Large Vision Models#
This page illustrates how to prepare the Vision Transformer from the clip-vit-large-patch14 model for integration with the Intel® DL Streamer pipeline.
Note
The instructions provided below are comprehensive, but for convenience, it is recommended to use the download_public_models.sh script. This script will download all supported models and perform the necessary conversions automatically.
See download_public_models for more information.
1. Setup#
The instructions assume Intel® DL Streamer framework is installed on the local system along with Intel® OpenVINO™ model downloader and converter tools, as described here: Tutorial.
It is also necessary to install the Transformers and Pillow packages:
pip install transformers
pip install pillow
2. Model preparation#
Below is a Python script for converting the Vision Transformer from the clip-vit-large-patch14 model to the Intel® OpenVINO™ format. Since using a sample input is recommended during the conversion, prepare a sample image in one of the common formats and replace IMG_PATH with the relevant value:
from transformers import CLIPProcessor, CLIPVisionModel
import PIL
import openvino as ov
from openvino.runtime import PartialShape, Type
import sys
import os
MODEL='clip-vit-large-patch14'
IMG_PATH = "sample_image.jpg"
img = PIL.Image.open(IMG_PATH)
vision_model = CLIPVisionModel.from_pretrained('openai/'+MODEL)

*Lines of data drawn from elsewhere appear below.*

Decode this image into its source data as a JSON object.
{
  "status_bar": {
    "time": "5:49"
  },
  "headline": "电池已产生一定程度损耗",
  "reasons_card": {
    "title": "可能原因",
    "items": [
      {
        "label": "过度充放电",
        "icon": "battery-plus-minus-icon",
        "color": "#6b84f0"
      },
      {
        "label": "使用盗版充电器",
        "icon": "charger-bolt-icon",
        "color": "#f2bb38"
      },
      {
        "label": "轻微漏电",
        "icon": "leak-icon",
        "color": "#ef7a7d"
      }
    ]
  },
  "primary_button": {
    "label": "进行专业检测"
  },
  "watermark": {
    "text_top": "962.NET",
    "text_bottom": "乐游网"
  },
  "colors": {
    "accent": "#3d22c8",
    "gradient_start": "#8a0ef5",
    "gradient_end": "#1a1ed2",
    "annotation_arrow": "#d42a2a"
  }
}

processor = CLIPProcessor.from_pretrained('openai/'+MODEL)
batch = processor.image_processor(images=img, return_tensors='pt')["pixel_values"]
print("Conversion starting...")
ov_model = ov.convert_model(vision_model, example_input=batch)
print("Conversion finished.")
# Define the input shape explicitly
input_shape = PartialShape([-1, batch.shape[1], batch.shape[2], batch.shape[3]])
# Set the input shape and type explicitly
for input in ov_model.inputs:
input.get_node().set_partial_shape(PartialShape(input_shape))
input.get_node().set_element_type(Type.f32)
ov_model.set_rt_info("clip_token", ['model_info', 'model_type'])
ov_model.set_rt_info("68.500,66.632,70.323", ['model_info', 'scale_values'])
ov_model.set_rt_info("122.771,116.746,104.094", ['model_info', 'mean_values'])
ov_model.set_rt_info("True", ['model_info', 'reverse_input_channels'])
ov_model.set_rt_info("crop", ['model_info', 'resize_type'])
ov.save_model(ov_model, MODEL + ".xml")
3. Model usage#
See the generate_frame_embeddings.sh sample for detailed examples of Intel® DL Streamer pipelines using the model.